While this institutional model worked well for the wealthy, this sort of meandering is too risky for students of socio-economically disadvantaged backgrounds, whose shot at success is perceived to depend on playing the cards right, and opting for “safe” career tracks in medicine, actuarial science and finance.

Furthermore, these corrections to enhance social mobility are limited in their capability. Nearly everyone applying to college are adults by the time they matriculate; in the 17-some years leading up to then, the formative variables such as grade school, high school, community and family structure all cause class divisions. The disadvantaged will have taken different courses, played different sports and extracurriculars, socialized in different circles, grown up in a family environment of different socio-economic values and faced additional pressures and burdens from their peers. It is no surprise, then, that 9 out of 10 first generation students don’t graduate from college within six years. A college education has become more attainable for those who seek it, but comparatively little has been done to make this education relevant to the newer, wider clientele.

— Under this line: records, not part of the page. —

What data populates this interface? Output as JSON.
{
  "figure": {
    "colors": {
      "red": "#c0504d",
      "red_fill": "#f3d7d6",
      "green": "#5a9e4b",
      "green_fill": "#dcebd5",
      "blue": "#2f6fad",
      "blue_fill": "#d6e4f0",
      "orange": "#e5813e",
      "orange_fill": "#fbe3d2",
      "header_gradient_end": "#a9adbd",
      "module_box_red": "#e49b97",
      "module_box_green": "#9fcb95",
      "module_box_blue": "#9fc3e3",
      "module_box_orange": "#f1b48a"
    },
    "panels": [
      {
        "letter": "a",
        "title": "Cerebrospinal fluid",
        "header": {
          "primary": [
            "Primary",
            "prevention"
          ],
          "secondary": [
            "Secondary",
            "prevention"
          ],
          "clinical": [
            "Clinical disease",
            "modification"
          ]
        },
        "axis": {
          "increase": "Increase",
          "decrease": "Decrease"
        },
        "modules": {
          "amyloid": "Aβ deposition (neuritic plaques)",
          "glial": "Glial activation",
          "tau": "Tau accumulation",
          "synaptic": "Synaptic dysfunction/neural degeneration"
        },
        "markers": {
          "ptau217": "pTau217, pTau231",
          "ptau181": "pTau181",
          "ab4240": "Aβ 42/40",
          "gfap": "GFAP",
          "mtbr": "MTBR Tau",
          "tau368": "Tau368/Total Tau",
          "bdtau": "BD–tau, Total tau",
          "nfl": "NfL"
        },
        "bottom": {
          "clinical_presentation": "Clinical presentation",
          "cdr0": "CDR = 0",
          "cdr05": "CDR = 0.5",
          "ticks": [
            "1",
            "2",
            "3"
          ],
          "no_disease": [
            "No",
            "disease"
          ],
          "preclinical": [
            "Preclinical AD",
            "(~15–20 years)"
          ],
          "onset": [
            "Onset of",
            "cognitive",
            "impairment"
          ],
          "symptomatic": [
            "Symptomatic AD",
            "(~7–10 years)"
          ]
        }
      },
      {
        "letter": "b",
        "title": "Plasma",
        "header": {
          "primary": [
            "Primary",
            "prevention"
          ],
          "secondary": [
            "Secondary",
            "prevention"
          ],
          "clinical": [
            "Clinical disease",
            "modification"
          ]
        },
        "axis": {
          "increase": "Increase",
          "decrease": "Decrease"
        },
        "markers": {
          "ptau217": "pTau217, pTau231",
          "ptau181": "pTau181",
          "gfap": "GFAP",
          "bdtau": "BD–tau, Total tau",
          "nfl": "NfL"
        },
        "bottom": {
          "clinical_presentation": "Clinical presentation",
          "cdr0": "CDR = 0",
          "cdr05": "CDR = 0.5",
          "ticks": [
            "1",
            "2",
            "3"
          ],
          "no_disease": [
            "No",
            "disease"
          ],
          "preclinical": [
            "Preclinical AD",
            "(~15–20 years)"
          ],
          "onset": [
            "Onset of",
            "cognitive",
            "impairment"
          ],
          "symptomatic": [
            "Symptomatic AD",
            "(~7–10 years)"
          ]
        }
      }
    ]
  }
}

This cultural disparity reflects two different values when operating under the “college is what you make of it” mantra: Socio-economically disadvantaged students use college as a pragmatic springboard to upper-middle class stability, while the Establishment sees it as a formative rite of passage and an intellectual playground. As universities open themselves to a more diverse population and move beyond a strict relationship with the Establishment, they must recalibrate themselves to better serve their new demographic.